Comment 1 suchita 2022-11-17 08:04:43 UTC
*** Bug 2143555 has been marked as a duplicate of this bug. ***

Comment 2 Elad 2022-11-20 11:25:06 UTC
Suchita, would it be possible to compare the time it takes the OSD to recover between an SDN based cluster and an OVN one?

Comment 8 suchita 2023-04-10 13:47:38 UTC
This has been observed where the Provider is SDN and Consumer is OVN. 

From SDN Provider + SDN Consumer we have a few Runs where this behavior is inconsistently observed. 

Now this time we have Provider 4.11 (OVN) and Consumer4.11 (OVN) , with the first 2 attempts on the freshly deployed cluster this behavior is not observed.

However, as this issue is inconsistent, the rebalancing time for OSD is not the same every time.

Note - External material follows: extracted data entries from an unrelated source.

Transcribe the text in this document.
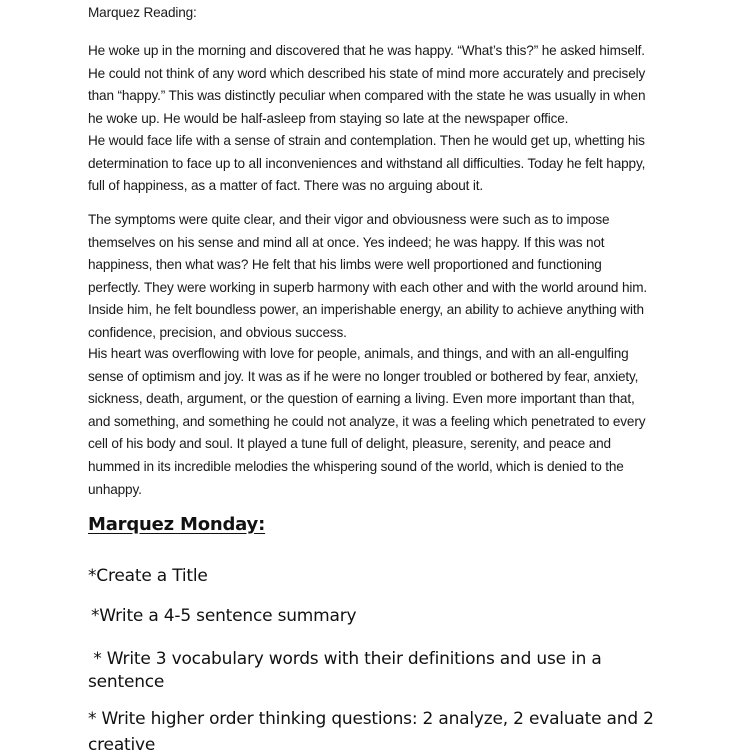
Marquez Reading:

He woke up in the morning and discovered that he was happy. “What’s this?” he asked himself.
He could not think of any word which described his state of mind more accurately and precisely
than “happy.” This was distinctly peculiar when compared with the state he was usually in when
he woke up. He would be half-asleep from staying so late at the newspaper office.

He would face life with a sense of strain and contemplation. Then he would get up, whetting his
determination to face up to all inconveniences and withstand all difficulties. Today he felt happy,
full of happiness, as a matter of fact. There was no arguing about it.

The symptoms were quite clear, and their vigor and obviousness were such as to impose
themselves on his sense and mind all at once. Yes indeed; he was happy. If this was not
happiness, then what was? He felt that his limbs were well proportioned and functioning
perfectly. They were working in superb harmony with each other and with the world around him.
Inside him, he felt boundless power, an imperishable energy, an ability to achieve anything with
confidence, precision, and obvious success.

His heart was overflowing with love for people, animals, and things, and with an all-engulfing
sense of optimism and joy. It was as if he were no longer troubled or bothered by fear, anxiety,
sickness, death, argument, or the question of earning a living. Even more important than that,
and something, and something he could not analyze, it was a feeling which penetrated to every
cell of his body and soul. It played a tune full of delight, pleasure, serenity, and peace and
hummed in its incredible melodies the whispering sound of the world, which is denied to the
unhappy.

Marquez Monday:
*Create a Title
*Write a 4-5 sentence summary
* Write 3 vocabulary words with their definitions and use in a
sentence
* Write higher order thinking questions: 2 analyze, 2 evaluate and 2
creative
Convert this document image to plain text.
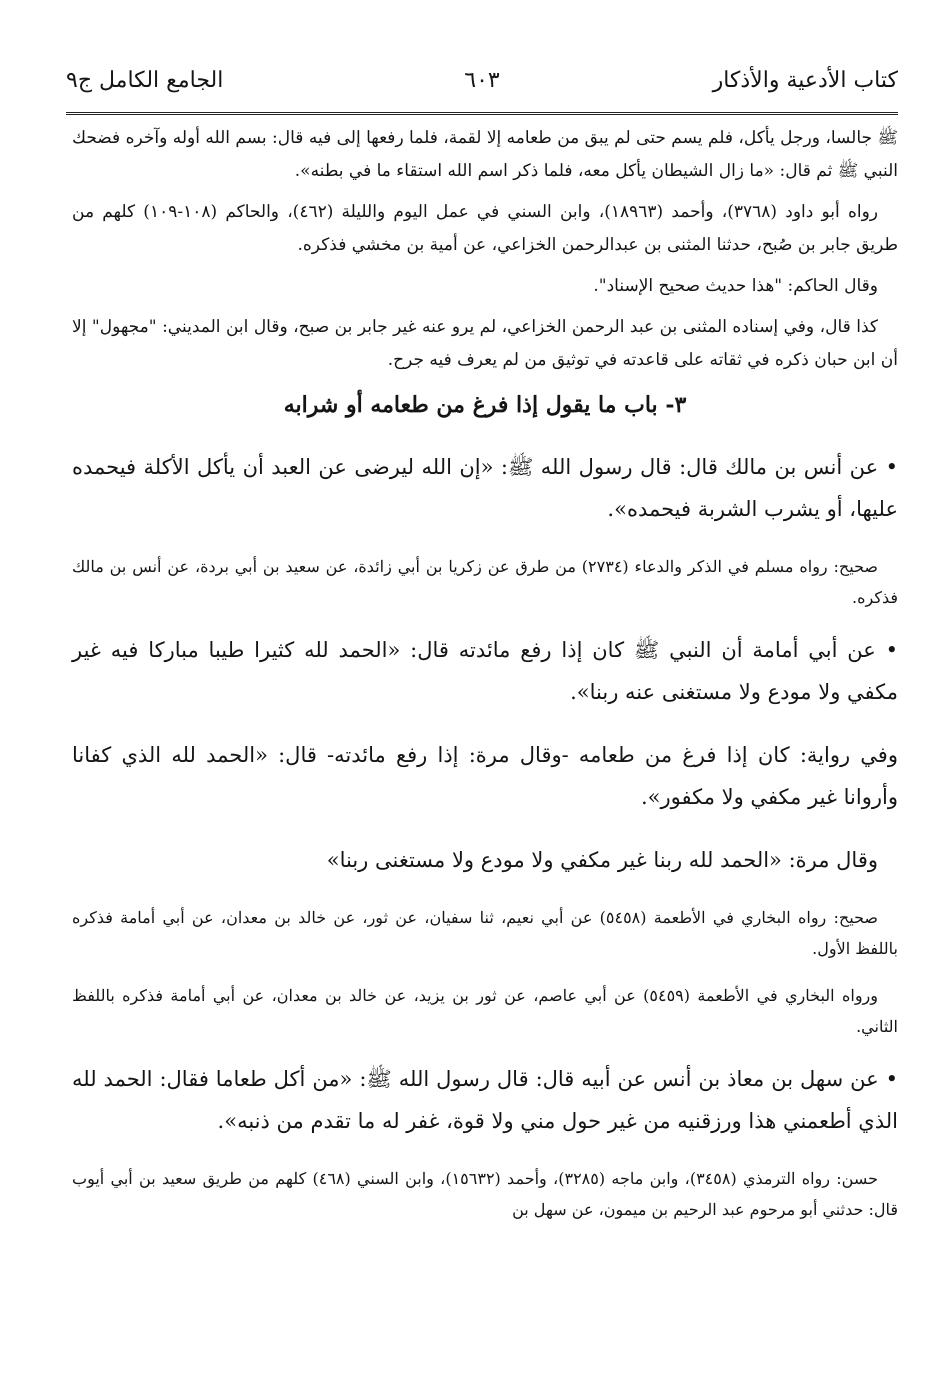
كتاب الأدعية والأذكار
٦٠٣
الجامع الكامل ج٩

ﷺ جالسا، ورجل يأكل، فلم يسم حتى لم يبق من طعامه إلا لقمة، فلما رفعها إلى فيه قال: بسم الله أوله وآخره فضحك النبي ﷺ ثم قال: «ما زال الشيطان يأكل معه، فلما ذكر اسم الله استقاء ما في بطنه».

رواه أبو داود (٣٧٦٨)، وأحمد (١٨٩٦٣)، وابن السني في عمل اليوم والليلة (٤٦٢)، والحاكم (١٠٨-١٠٩) كلهم من طريق جابر بن صُبح، حدثنا المثنى بن عبدالرحمن الخزاعي، عن أمية بن مخشي فذكره.

وقال الحاكم: "هذا حديث صحيح الإسناد".

كذا قال، وفي إسناده المثنى بن عبد الرحمن الخزاعي، لم يرو عنه غير جابر بن صبح، وقال ابن المديني: "مجهول" إلا أن ابن حبان ذكره في ثقاته على قاعدته في توثيق من لم يعرف فيه جرح.

٣- باب ما يقول إذا فرغ من طعامه أو شرابه

• عن أنس بن مالك قال: قال رسول الله ﷺ: «إن الله ليرضى عن العبد أن يأكل الأكلة فيحمده عليها، أو يشرب الشربة فيحمده».

صحيح: رواه مسلم في الذكر والدعاء (٢٧٣٤) من طرق عن زكريا بن أبي زائدة، عن سعيد بن أبي بردة، عن أنس بن مالك فذكره.

• عن أبي أمامة أن النبي ﷺ كان إذا رفع مائدته قال: «الحمد لله كثيرا طيبا مباركا فيه غير مكفي ولا مودع ولا مستغنى عنه ربنا».

وفي رواية: كان إذا فرغ من طعامه -وقال مرة: إذا رفع مائدته- قال: «الحمد لله الذي كفانا وأروانا غير مكفي ولا مكفور».

وقال مرة: «الحمد لله ربنا غير مكفي ولا مودع ولا مستغنى ربنا»

صحيح: رواه البخاري في الأطعمة (٥٤٥٨) عن أبي نعيم، ثنا سفيان، عن ثور، عن خالد بن معدان، عن أبي أمامة فذكره باللفظ الأول.

ورواه البخاري في الأطعمة (٥٤٥٩) عن أبي عاصم، عن ثور بن يزيد، عن خالد بن معدان، عن أبي أمامة فذكره باللفظ الثاني.

• عن سهل بن معاذ بن أنس عن أبيه قال: قال رسول الله ﷺ: «من أكل طعاما فقال: الحمد لله الذي أطعمني هذا ورزقنيه من غير حول مني ولا قوة، غفر له ما تقدم من ذنبه».

حسن: رواه الترمذي (٣٤٥٨)، وابن ماجه (٣٢٨٥)، وأحمد (١٥٦٣٢)، وابن السني (٤٦٨) كلهم من طريق سعيد بن أبي أيوب قال: حدثني أبو مرحوم عبد الرحيم بن ميمون، عن سهل بن
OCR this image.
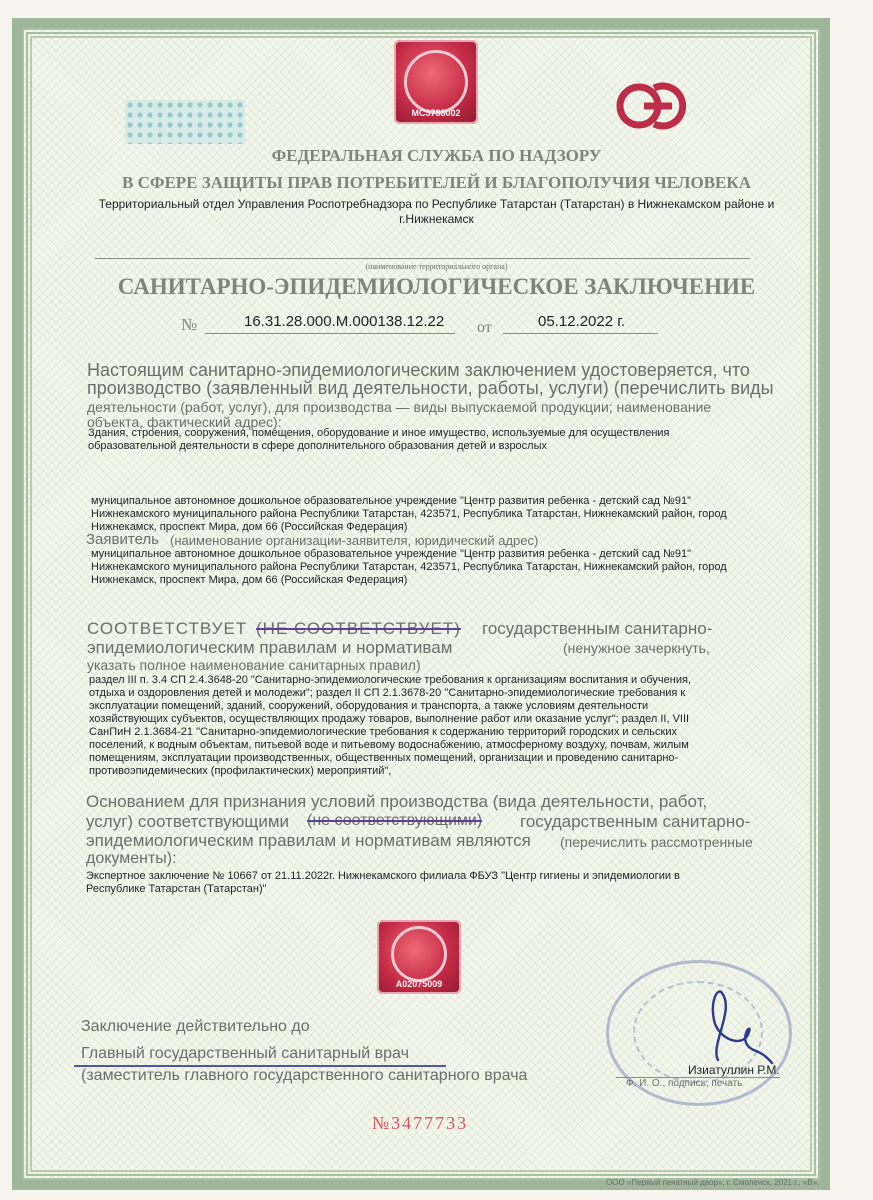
МС3738002
ФЕДЕРАЛЬНАЯ СЛУЖБА ПО НАДЗОРУ
В СФЕРЕ ЗАЩИТЫ ПРАВ ПОТРЕБИТЕЛЕЙ И БЛАГОПОЛУЧИЯ ЧЕЛОВЕКА
Территориальный отдел Управления Роспотребнадзора по Республике Татарстан (Татарстан) в Нижнекамском районе и
г.Нижнекамск
(наименование территориального органа)
САНИТАРНО-ЭПИДЕМИОЛОГИЧЕСКОЕ ЗАКЛЮЧЕНИЕ
№	16.31.28.000.М.000138.12.22 от	05.12.2022 г.
Настоящим санитарно-эпидемиологическим заключением удостоверяется, что
производство (заявленный вид деятельности, работы, услуги) (перечислить виды
деятельности (работ, услуг), для производства — виды выпускаемой продукции; наименование
объекта, фактический адрес):
Здания, строения, сооружения, помещения, оборудование и иное имущество, используемые для осуществления
образовательной деятельности в сфере дополнительного образования детей и взрослых
муниципальное автономное дошкольное образовательное учреждение "Центр развития ребенка - детский сад №91"
Нижнекамского муниципального района Республики Татарстан, 423571, Республика Татарстан, Нижнекамский район, город
Нижнекамск, проспект Мира, дом 66 (Российская Федерация)
Заявитель (наименование организации-заявителя, юридический адрес)
муниципальное автономное дошкольное образовательное учреждение "Центр развития ребенка - детский сад №91"
Нижнекамского муниципального района Республики Татарстан, 423571, Республика Татарстан, Нижнекамский район, город
Нижнекамск, проспект Мира, дом 66 (Российская Федерация)
СООТВЕТСТВУЕТ (НЕ СООТВЕТСТВУЕТ) государственным санитарно-
эпидемиологическим правилам и нормативам	(ненужное зачеркнуть,
указать полное наименование санитарных правил)
раздел III п. 3.4 СП 2.4.3648-20 "Санитарно-эпидемиологические требования к организациям воспитания и обучения,
отдыха и оздоровления детей и молодежи"; раздел II СП 2.1.3678-20 "Санитарно-эпидемиологические требования к
эксплуатации помещений, зданий, сооружений, оборудования и транспорта, а также условиям деятельности
хозяйствующих субъектов, осуществляющих продажу товаров, выполнение работ или оказание услуг"; раздел II, VIII
СанПиН 2.1.3684-21 "Санитарно-эпидемиологические требования к содержанию территорий городских и сельских
поселений, к водным объектам, питьевой воде и питьевому водоснабжению, атмосферному воздуху, почвам, жилым
помещениям, эксплуатации производственных, общественных помещений, организации и проведению санитарно-
противоэпидемических (профилактических) мероприятий",
Основанием для признания условий производства (вида деятельности, работ,
услуг) соответствующими (не соответствующими) государственным санитарно-
эпидемиологическим правилам и нормативам являются (перечислить рассмотренные
документы):
Экспертное заключение № 10667 от 21.11.2022г. Нижнекамского филиала ФБУЗ "Центр гигиены и эпидемиологии в
Республике Татарстан (Татарстан)"
А02075009
Заключение действительно до
Главный государственный санитарный врач
(заместитель главного государственного санитарного врача	Изиатуллин Р.М.
Ф. И. О., подпись, печать
№3477733
ООО «Первый печатный двор», г. Смоленск, 2021 г., «В».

Comment 9 suchita 2023-04-10 13:56:05 UTC
I have observed a similar issue mostly while running node operation tests on the upgraded cluster.

Comment 10 Rewant 2023-07-03 13:20:27 UTC
As all our provider and consumers are already on ROSA4.11 and going forward with the new service we are not going to have providers on SDN. Hence moving it to won't fix.